De Bertoli è persona specchiata e navigato conoscitore delle cose italiane. Se la racconta così vuol dire che ha le prove certe dei fatti come si sono svolti. Non è tipo da “bufale” o, come si dice oggi, da “fake news”. Se dice la verità, per la rampante renziana si mette male. La signorina Boschi avrebbe consapevolmente mentito al Parlamento e al Paese dichiarandosi totalmente estranea all’“affaire Etruria”. Ora, se c’è un errore che un politico non dovrebbe mai commettere è di mentire alla nazione. Ma, stando a quanto afferma de Bortoli, è proprio ciò che la ex ministra delle Riforme avrebbe fatto. Lei, per canto suo, si difende attaccando. Fa sapere che si tratta del solito fango e promette battaglia in sede legale contro chiunque osi dare credito alla ricostruzione consegnata alle stampe dal giornalista. Chi dice la verità?

In ossequio al principio garantista, che vale sempre e non secondo convenienza, bisogna darle credito quando giura che è tutto falso e sostiene che lei ai vertici di Unicredit non ha mai chiesto niente e men che meno d’intervenire per salvare la banca nella quale operava in posizione apicale suo padre. L’unico in grado di smentirla è l’ex A.d. di Unicredit Ghizzoni, chiamato in causa da Ferruccio de Bortoli. Al momento il manager tace. Ma, come dicevano le nostre nonne: chi tace acconsente. E anche se Ghizzoni dovesse confermare le circostanze raccontate nel libro resterà sempre il dubbio: la parola dell’uno contro quella dell’altra. Non se ne esce.

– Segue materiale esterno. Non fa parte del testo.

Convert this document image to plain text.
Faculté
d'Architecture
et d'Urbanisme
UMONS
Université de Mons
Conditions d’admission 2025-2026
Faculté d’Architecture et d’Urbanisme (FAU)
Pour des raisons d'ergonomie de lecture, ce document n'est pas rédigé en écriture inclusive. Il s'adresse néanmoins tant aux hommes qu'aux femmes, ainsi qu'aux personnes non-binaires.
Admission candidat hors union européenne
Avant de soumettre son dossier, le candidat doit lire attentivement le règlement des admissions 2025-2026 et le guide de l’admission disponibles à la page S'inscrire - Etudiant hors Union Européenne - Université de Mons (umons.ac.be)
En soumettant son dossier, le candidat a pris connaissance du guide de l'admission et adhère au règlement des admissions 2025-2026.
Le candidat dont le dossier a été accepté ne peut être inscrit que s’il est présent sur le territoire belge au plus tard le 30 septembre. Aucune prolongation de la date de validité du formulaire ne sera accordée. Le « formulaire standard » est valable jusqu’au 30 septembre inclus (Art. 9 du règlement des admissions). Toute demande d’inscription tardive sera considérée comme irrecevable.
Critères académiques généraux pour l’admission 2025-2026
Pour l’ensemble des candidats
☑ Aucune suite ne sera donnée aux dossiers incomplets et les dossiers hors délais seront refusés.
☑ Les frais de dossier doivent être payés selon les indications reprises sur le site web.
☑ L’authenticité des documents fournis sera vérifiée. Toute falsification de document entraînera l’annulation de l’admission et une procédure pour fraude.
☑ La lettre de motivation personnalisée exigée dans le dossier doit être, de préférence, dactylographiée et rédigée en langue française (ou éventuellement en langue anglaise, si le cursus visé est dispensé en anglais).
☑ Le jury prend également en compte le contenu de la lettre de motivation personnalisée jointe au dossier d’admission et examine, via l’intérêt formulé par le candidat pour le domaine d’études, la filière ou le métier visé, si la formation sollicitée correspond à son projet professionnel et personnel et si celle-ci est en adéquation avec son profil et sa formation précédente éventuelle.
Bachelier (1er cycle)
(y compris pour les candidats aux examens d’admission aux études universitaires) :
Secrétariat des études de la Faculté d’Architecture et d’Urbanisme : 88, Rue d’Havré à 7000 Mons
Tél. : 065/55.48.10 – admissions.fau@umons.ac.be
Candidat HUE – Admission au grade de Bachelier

Nel frattempo, la deflagrazione produce i suoi effetti dove deve produrli. A cominciare dal campo della politica. Era scontato che i Cinque Stelle, in crisi di credibilità per le pessime prove di governo offerte nelle città amministrate dai loro sindaci, accogliessero come una manna dal cielo l’inaspettato cadeau che de Bertoli gli serve su un piatto d’argento. È probabile, anzi scontato, che ciò sfocerà in una nuova mozione di sfiducia contro la signorina Boschi, o forse contro l’intero Governo. Ma tutta la vicenda, a voler usare un’espressione cara all’ex direttore del Corriere della Sera, puzza dell’odore stantio di certi poteri forti che poi tanto forti non sono. Dietro l’attacco alla Boschi c’è un siluro a Matteo Renzi e alla sua voglia matta di tornare alla guida del Paese al più presto. È chiaro che a certi salotti rattoppati dell’economia e della finanza nostrana Paolo Gentiloni piace e se lo vogliono tenere stretto il più a lungo possibile. Quale migliore segnale da inviare al focoso pretendente che segare il ramo sul quale è appollaiata la sua più fidata collaboratrice?

Se in Parlamento verrà giocata la carta della sfiducia a tutto l’Esecutivo per mano degli “utili idioti” dei Cinque Stelle, Gentiloni chiederà a Maria Elena di farsi da parte nell’interesse del partito e del Paese. Così, mentre i grillini scuotono l’albero, il Premier ne raccoglie il frutto migliore: sbarazzarsi dell’ingombrante presenza della plenipotenziaria renziana che continua a iscrivere ipoteche sulla vita dell’odierno Governo.

Se questa è la pietanza che sta per essere servita, il centrodestra farebbe bene a tenersi lontano dal desco. Perché ingerire polpette avvelenate non è salutare. E allora che se la sbrighino da soli i compagni del Partito Democratico, sedotti e abbandonati dai “poteri-Arlecchino” per le molte pezze cucite sul deretano. Il Paese ha altro a cui pensare.